Außerdem zeigen die Ergebnisse, dass die Stichprobe ein ausgewogenes Verhältnis zwischen aktiven Befürworter*innen und Kritiker*innen des Projekts darstellt (vgl. Antworten „Möglichkeiten, sich aktiv am Projekt in München zu beteiligen”1). Durch die Umfrage konnten auch Anwohner*in-nen erreicht werden, die sich nicht aktiv durch andere Aktionen in das Projekt eingebracht haben.
Frage 9:
In welcher Form findet die Auswertung Einfluss auf künftige Planungen der Landeshauptstadt München?
Antwort:
Die vorgelegte Auswertung und weitere Auswertungen der im Rahmen des Projektes erhobenen Daten, die uns von der Technischen Universität München zur Verfügung gestellt wurden (u.a. Auswertungen der qualitativen Rückmeldungen aus Feedbackkarten, Gesprächen, Fokusgruppen etc.), werden bei zukünftigen Projekten, die eine Umgestaltung von Stra-ßen und Plätzen anvisieren, in die Planung und in die Gestaltung von Beteiligungs- und Umsetzungsprozessen einfließen. Dabei ermöglicht uns die Auswertung, weitere Erkenntnisse über die Bedürfnisse und Anforderungen der Bürger*innen im Hinblick auf die Mobilität und Gestaltung von Quartieren in München zu gewinnen.
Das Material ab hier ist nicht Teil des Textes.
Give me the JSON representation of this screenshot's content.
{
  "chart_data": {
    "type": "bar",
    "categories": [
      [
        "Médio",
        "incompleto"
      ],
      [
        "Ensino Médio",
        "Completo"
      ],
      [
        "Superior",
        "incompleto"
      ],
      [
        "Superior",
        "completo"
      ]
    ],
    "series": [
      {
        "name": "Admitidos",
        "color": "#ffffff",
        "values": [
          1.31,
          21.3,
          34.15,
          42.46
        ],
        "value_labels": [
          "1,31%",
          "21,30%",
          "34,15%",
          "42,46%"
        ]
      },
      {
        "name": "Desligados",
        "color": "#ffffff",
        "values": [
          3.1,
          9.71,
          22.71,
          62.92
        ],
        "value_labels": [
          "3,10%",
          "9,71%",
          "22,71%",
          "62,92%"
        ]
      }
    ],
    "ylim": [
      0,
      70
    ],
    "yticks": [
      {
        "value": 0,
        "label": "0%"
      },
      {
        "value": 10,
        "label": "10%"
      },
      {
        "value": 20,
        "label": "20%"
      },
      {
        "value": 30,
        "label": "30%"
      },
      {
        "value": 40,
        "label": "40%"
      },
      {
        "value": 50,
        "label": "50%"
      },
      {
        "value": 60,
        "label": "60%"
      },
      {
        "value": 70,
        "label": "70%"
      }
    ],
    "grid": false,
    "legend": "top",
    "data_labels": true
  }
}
Zudem liefert sie wichtige Erkenntnisse zu Beteiligung und Prozessbegleitung und trägt somit dazu bei, dass bestehende Prozesse optimiert werden können. Zusätzlich bilden die Ergebnisse eine Grundlage für die Fortsetzung der Diskussion über notwendige Veränderungen, wenn wir unsere Stadt auch in Zukunft lebenswert erhalten wollen.
Um Kenntnisnahme von den vorstehenden Ausführungen wird gebeten. Wir gehen davon aus, dass die Angelegenheit damit abgeschlossen ist.